The Houston house, where this introvert recharges.

At a recent business event, the luncheon speaker lauded celebrity CEOs, making a shockingly weak argument that their charisma somehow correlates with their companies' success. He didn't cite numbers to prove it, but simply gave anecdotes about how CEOs you've never heard of didn't have long tenures, while "brand-name" CEOs had great success and long careers.

Sigh. I could pick apart his argument in depth, but it'll get me off topic. "Extroverts are awesome" isn't exactly a new thing to hear, and it's not unusual for someone to assume that a big personality means an impressive skill set. The world is enamored of extroverts in every capacity. People are drawn to big, brash personalities. True for celebrities, true for politicians, and true for businesspeople.

I'm an introvert. I enjoy people, and I even enjoy big events. But though I have fun while I'm with a big group or at a party, I find it exhausting. I need to recharge afterward. And I'm definitely at my best in smaller groups, where I can fully engage with people and get to know them. Some people like surface, some people like deep. I like deep.

But the luncheon presentation got me thinking again about the myth of the celebrity CEO, especially as that personality type relates to the health and success of a business. And that musing reminded me of Jim Collins's research, which he recounted in Built to Last and Good to Great.

As told in these books, Collins and a team of students spent five years examining why some companies achieved "great" results and sustained them over decades, while others in the same industries struggled or subsisted at a mediocre level. The team studied twenty-eight companies in minute detail, and defined great results as generating cumulative stock returns that averaged seven times better than the general stock market over fifteen years.

Collins and his group identified seven key factors that they argue help determine corporate greatness. If you haven’t read the books, you should.
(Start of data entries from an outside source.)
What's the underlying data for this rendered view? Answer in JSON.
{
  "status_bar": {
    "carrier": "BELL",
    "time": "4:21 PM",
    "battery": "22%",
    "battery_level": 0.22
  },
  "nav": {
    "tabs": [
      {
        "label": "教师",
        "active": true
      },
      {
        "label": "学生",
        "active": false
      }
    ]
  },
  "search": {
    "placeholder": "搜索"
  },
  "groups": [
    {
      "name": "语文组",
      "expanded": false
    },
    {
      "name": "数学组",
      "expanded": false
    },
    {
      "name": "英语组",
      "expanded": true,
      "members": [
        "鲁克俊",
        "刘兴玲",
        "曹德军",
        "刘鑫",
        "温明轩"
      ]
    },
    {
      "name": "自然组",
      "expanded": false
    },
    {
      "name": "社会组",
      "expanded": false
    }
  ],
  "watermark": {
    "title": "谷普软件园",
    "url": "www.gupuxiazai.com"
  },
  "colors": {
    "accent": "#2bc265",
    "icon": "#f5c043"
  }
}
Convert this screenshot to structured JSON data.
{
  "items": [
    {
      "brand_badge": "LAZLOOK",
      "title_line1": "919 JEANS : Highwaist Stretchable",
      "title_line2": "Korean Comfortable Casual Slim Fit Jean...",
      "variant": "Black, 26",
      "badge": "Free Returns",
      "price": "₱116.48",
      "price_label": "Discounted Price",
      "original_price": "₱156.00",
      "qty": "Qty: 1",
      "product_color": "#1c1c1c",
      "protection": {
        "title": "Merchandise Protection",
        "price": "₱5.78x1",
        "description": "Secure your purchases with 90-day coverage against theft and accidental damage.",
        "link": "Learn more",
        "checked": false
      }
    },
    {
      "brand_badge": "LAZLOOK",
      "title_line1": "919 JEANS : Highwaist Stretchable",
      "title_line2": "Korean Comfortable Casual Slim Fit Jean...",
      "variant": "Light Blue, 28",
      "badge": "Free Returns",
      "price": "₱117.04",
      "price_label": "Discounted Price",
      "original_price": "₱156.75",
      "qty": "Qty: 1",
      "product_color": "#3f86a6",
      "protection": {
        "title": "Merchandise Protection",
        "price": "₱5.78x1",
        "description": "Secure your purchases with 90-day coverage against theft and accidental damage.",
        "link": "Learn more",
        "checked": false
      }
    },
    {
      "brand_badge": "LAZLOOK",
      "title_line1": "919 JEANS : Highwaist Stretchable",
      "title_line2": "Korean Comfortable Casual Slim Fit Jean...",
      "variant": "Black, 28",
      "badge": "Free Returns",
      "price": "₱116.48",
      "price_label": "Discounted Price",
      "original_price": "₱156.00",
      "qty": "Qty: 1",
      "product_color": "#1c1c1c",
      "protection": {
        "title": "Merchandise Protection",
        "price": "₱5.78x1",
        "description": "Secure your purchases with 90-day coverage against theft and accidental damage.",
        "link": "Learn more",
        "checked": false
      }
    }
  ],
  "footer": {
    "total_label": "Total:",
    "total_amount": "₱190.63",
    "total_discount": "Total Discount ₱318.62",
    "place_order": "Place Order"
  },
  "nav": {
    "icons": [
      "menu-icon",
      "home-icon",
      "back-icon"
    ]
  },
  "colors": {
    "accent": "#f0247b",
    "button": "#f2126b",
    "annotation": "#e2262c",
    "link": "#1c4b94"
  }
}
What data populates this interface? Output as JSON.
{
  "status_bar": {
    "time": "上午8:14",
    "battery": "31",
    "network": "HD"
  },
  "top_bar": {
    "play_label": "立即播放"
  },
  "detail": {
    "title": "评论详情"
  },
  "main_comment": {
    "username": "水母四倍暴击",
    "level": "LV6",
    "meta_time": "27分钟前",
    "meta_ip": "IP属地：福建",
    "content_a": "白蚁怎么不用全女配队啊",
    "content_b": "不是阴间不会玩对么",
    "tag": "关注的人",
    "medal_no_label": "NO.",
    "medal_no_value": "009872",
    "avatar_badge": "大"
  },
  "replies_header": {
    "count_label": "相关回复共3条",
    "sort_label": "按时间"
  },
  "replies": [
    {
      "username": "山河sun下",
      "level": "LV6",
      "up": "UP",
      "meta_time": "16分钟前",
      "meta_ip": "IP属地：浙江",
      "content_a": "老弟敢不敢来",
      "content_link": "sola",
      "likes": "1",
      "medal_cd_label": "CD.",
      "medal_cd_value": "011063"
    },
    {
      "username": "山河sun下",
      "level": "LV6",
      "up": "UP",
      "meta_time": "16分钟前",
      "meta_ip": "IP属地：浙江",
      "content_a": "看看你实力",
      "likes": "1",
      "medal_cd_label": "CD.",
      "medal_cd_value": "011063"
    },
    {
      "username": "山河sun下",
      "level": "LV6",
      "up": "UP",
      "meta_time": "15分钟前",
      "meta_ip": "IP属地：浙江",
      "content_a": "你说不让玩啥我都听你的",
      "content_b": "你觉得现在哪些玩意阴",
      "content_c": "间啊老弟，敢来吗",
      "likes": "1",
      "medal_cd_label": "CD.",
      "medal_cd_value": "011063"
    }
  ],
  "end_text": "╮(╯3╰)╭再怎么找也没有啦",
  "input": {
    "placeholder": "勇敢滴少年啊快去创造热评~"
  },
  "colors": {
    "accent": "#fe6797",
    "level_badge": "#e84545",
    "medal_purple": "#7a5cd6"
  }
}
I won't summarize all their findings here.

But what they found—or didn't find—about CEOs isn't what they—or anyone else—would have expected:

"Compared to high-profile leaders with big personalities who make headlines and become celebrities, the good-to-great leaders seem to have come from Mars. Self-effacing, quiet, reserved, even shy—these leaders are a paradoxical blend of personal humility and professional will."
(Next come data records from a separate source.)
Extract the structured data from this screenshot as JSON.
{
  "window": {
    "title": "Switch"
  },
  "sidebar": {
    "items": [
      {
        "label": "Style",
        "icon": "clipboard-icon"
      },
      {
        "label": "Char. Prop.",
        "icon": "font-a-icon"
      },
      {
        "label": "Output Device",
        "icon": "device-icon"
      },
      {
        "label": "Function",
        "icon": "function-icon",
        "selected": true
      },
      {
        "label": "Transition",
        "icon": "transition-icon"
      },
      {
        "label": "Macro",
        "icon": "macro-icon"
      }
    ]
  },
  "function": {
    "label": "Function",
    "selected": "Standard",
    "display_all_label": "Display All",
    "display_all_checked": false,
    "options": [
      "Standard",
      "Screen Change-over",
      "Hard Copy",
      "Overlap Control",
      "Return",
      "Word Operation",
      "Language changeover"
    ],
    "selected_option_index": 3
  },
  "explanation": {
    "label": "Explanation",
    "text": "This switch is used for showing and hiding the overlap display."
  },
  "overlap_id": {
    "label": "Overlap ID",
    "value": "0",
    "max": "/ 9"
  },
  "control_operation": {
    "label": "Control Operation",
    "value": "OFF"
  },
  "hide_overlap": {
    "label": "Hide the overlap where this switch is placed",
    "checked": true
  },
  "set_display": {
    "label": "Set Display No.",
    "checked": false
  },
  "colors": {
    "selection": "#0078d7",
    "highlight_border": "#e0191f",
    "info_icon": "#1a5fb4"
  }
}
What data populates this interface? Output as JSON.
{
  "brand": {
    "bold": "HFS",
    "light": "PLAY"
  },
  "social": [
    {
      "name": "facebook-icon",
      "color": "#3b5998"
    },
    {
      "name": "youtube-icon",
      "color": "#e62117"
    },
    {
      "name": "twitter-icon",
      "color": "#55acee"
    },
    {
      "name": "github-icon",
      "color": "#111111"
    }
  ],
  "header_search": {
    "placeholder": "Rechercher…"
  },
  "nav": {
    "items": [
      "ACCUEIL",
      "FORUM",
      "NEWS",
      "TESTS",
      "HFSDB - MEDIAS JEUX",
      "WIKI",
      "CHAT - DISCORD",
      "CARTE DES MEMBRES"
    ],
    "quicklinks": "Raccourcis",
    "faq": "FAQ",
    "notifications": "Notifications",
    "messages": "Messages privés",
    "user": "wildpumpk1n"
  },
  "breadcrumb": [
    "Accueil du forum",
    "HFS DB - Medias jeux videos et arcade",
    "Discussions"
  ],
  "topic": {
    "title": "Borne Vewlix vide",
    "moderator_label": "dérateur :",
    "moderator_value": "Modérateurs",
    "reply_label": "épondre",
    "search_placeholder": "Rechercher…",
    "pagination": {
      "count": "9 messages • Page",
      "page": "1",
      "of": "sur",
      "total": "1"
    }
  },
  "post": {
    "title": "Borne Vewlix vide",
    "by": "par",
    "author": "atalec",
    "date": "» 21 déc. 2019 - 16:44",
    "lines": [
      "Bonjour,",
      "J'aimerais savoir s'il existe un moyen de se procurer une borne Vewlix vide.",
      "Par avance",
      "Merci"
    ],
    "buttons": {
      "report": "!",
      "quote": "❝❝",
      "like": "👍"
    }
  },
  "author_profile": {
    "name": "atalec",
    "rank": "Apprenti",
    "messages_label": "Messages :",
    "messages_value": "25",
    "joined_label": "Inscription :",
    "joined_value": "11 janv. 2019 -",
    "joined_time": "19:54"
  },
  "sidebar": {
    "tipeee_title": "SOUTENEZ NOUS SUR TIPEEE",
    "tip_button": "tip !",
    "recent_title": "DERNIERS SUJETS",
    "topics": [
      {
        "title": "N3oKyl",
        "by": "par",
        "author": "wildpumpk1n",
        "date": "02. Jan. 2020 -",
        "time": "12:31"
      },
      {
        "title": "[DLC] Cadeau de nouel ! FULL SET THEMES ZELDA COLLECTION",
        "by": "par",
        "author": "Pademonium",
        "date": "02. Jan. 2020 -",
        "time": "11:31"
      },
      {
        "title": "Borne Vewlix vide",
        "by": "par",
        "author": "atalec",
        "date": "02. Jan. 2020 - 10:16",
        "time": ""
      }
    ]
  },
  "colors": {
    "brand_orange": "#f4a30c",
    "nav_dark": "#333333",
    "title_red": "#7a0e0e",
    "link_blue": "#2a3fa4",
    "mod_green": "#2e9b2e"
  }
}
I truly believe this. Perhaps I'm biased, because I'm no celebrity CEO, and I don’t have a big, bold personality. Richard Branson and Jack Welch, I’m not.

But I agree that a person with incredible determination—a willingness to roll up her sleeves and do anything that needs to be done—combined with a willingness to listen to others, share credit, be part of the team, and see the collective as greater than the individual is a better leader and a better chief executive than someone enamored with her cult of celebrity or her own genius.

Not to say that all extroverts are bulls in china shops. Just as all introverts aren't shy. Nothing is absolute. I'm just wondering, mayhaps, if there's a correlation between introversion and the "great" companies' CEOs--which Collins and his team called "Level 5 Leaders." Their research didn’t look at that aspect of the leaders’ personalities directly, but my gut tells me there’s something there.

And if there is, are we undervaluing the introvert executive?